There are no electoral systems except for US President. It's just popular vote. People talk about which wards which candidate will win, but it doesn't really matter - just who gets more votes citywide.

by David Alpert on Jul 6, 2010 6:48 pm • linkreport

I just don't see any leadership from Gray. He's been in this for decades, and all he has are "ideas" we've seen from EVERY politician. Nothing new here folks.

We moved back to DC precisely because of the progress being made under Mayor Fenty. We feel safer than we did before we moved; feel greater confidence in our public schools, thus making our decision to put our daughter into DCPS palatable; we have a great home in a great Ward 4 neighborhood.

Fenty is clearly losing the charm offensive to be sure, but if the complaint is that he is a "big city mayor", its time we became a big city and shed our antebellum "languid, southern village" mentality.

by Avi1969 on Jul 7, 2010 8:00 am • linkreport

In what sense does Gray mean that the streetcar funding was a misunderstanding and mistake?

His first campaign blog post on the day the funding cut was announced stated pretty clearly:

But we owe it to ourselves to have a well thought out planning process.
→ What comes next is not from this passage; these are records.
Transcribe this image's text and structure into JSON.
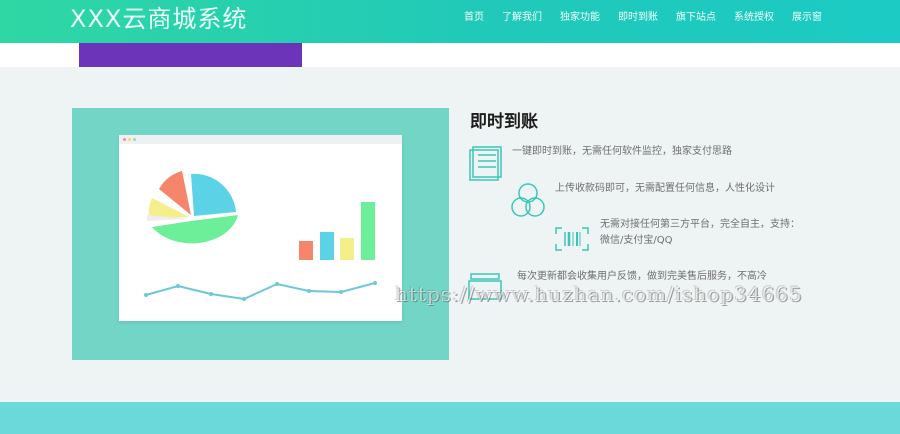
{
  "header": {
    "logo": "XXX云商城系统",
    "nav": [
      "首页",
      "了解我们",
      "独家功能",
      "即时到账",
      "旗下站点",
      "系统授权",
      "展示窗"
    ]
  },
  "feature": {
    "title": "即时到账",
    "items": [
      {
        "icon": "document-icon",
        "text": "一键即时到账，无需任何软件监控，独家支付思路"
      },
      {
        "icon": "circles-icon",
        "text": "上传收款码即可，无需配置任何信息，人性化设计"
      },
      {
        "icon": "barcode-icon",
        "line1": "无需对接任何第三方平台，完全自主，支持：",
        "line2": "微信/支付宝/QQ"
      },
      {
        "icon": "stack-icon",
        "text": "每次更新都会收集用户反馈，做到完美售后服务，不高冷"
      }
    ]
  },
  "illustration": {
    "pie_colors": [
      "#5cd2e6",
      "#6cef98",
      "#f4ef8a",
      "#f6866a",
      "#f2f2f2"
    ],
    "bar_colors": [
      "#f6866a",
      "#5cd2e6",
      "#f4ef8a",
      "#6cef98"
    ],
    "line_color": "#6cc7d8"
  },
  "watermark": "https://www.huzhan.com/ishop34665",
  "colors": {
    "header_start": "#2fd7a4",
    "header_end": "#1ccbc4",
    "purple": "#6c35b9",
    "teal_panel": "#72d5c6",
    "icon_teal": "#3cc6b8"
  }
}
We can’t afford the Mayor’s approach of “build now and plan later,” which only results in poor outcomes and much higher costs in the end. There needs to be proper planning, comprehensive transportation and engineering work, which is why we allocated $5 million to complete the planning process. Streetcars aren’t scheduled for completion until 2030, and over the next year, we’ll do the kind of planning that’s necessary to give us the most efficient use of our dollars.
Having published that justification, it's pretty hard for me to believe that any mistake was a sort of typo or accidental omission or any sort of misunderstanding.

by thm on Jul 7, 2010 9:03 am • linkreport

I definately see a Mayor Gray in this election, people are tired of the cowboy politics. I feel like Fenty is like a George Bush and I feel like Gray is like an Obama. I like that my Mayor would take time to think and I mean think things through before making a rash decision that could cost the city and all of the residents in the end.